Boxplot with pandas groupby multiindex, for specified sublevels from multiindex

pbreach picture pbreach · Aug 28, 2013 · Viewed 46.3k times · Source

Ok so I have a dataframe which contains timeseries data that has a multiline index for each columns. Here is a sample of what the data looks like and it is in csv format. Loading the data is not an issue here.

enter image description here

What I want to do is to be able to create a boxplot with this data grouped according to different catagories in a specific line of the multiindex.
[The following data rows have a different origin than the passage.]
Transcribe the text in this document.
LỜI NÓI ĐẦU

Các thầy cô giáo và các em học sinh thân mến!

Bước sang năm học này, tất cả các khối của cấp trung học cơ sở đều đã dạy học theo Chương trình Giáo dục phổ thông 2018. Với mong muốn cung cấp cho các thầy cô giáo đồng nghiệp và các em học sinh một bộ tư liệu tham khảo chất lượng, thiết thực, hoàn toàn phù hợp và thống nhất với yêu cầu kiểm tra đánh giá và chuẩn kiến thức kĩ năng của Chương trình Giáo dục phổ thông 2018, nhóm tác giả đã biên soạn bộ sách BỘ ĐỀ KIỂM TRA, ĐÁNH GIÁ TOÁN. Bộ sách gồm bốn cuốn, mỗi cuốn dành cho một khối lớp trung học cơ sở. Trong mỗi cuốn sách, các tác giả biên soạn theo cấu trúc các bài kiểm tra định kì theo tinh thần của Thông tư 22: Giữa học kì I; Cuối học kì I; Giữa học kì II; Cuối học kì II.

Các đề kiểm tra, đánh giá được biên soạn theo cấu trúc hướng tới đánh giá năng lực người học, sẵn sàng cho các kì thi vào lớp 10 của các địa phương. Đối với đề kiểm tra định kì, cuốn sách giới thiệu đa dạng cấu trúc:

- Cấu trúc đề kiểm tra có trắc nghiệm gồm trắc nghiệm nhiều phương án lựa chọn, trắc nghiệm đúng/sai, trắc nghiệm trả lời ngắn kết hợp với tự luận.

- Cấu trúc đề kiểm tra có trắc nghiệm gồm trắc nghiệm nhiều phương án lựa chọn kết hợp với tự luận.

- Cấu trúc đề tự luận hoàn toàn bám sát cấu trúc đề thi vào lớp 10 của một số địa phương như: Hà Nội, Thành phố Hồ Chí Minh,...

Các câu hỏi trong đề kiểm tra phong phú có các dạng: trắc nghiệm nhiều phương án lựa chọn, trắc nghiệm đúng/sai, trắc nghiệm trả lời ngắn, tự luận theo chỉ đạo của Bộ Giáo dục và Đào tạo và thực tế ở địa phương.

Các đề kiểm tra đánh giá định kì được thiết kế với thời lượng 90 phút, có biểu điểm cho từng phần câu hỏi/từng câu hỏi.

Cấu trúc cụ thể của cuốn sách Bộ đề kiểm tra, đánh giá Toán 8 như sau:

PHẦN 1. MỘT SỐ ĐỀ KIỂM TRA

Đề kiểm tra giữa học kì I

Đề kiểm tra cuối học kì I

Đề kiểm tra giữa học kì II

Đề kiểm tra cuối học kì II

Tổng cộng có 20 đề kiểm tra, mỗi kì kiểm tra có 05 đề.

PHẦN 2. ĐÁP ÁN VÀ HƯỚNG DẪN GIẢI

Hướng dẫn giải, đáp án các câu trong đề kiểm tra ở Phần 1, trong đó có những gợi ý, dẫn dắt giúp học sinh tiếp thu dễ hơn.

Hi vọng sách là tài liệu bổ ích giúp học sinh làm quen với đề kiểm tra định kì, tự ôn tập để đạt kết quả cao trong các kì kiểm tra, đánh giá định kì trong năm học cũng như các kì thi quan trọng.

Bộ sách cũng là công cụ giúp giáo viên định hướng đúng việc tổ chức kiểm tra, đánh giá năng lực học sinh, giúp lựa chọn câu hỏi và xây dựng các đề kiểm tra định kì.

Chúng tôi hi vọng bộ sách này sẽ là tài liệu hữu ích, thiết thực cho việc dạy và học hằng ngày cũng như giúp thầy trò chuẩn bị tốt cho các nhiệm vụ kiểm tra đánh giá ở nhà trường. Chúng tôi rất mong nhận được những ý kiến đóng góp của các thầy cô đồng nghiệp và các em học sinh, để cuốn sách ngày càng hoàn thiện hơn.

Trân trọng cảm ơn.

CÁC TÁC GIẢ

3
For example if I were to group by 'SPECIES' I would have the groups, 'aq', 'gr', 'mix', 'sed' and a box for each group at a specific time in the timeseries.

I've tried this:

grouped = data['2013-08-17'].groupby(axis=1, level='SPECIES')
grouped.boxplot()

but it gives me a boxplot (flat line) for each point in the group rather than for the grouped set. Is there an easy way to do this? I don't have any problems grouping as I can aggregate the groups any which way I want, but I can't get them to boxplot.

Answer

schlump picture schlump · Nov 1, 2016

this code:

data['2013-08-17'].boxplot(by='SPECIES')

Will not work, as boxplot is a function for a DataFrame and not a Series.

While in Pandas > 0.18.1 the boxplot function has the argument columns which defines from what column the data is taken from.

So

data.boxplot(column='2013-08-17',by='SPECIES')

should return the desired result.

An example with the Iris dataset:

import pandas as pd
import matplotlib.pyplot as plt

data = pd.read_csv('https://raw.githubusercontent.com/pandas-dev/pandas/master/pandas/tests/data/iris.csv')
fig, ax = plt.subplots(figsize=(10,8))
plt.suptitle('')
data.boxplot(column=['SepalLength'], by='Name', ax=ax)

creates:

Boxplot iris dataset with pandas

plt.suptitle('') 

turns off the annoying automatic subtitle. And of course the column arguments accepts lists of columns... so

data.boxplot(column=['SepalLength', 'SepalWidth'], by='Name', ax=ax)

also works.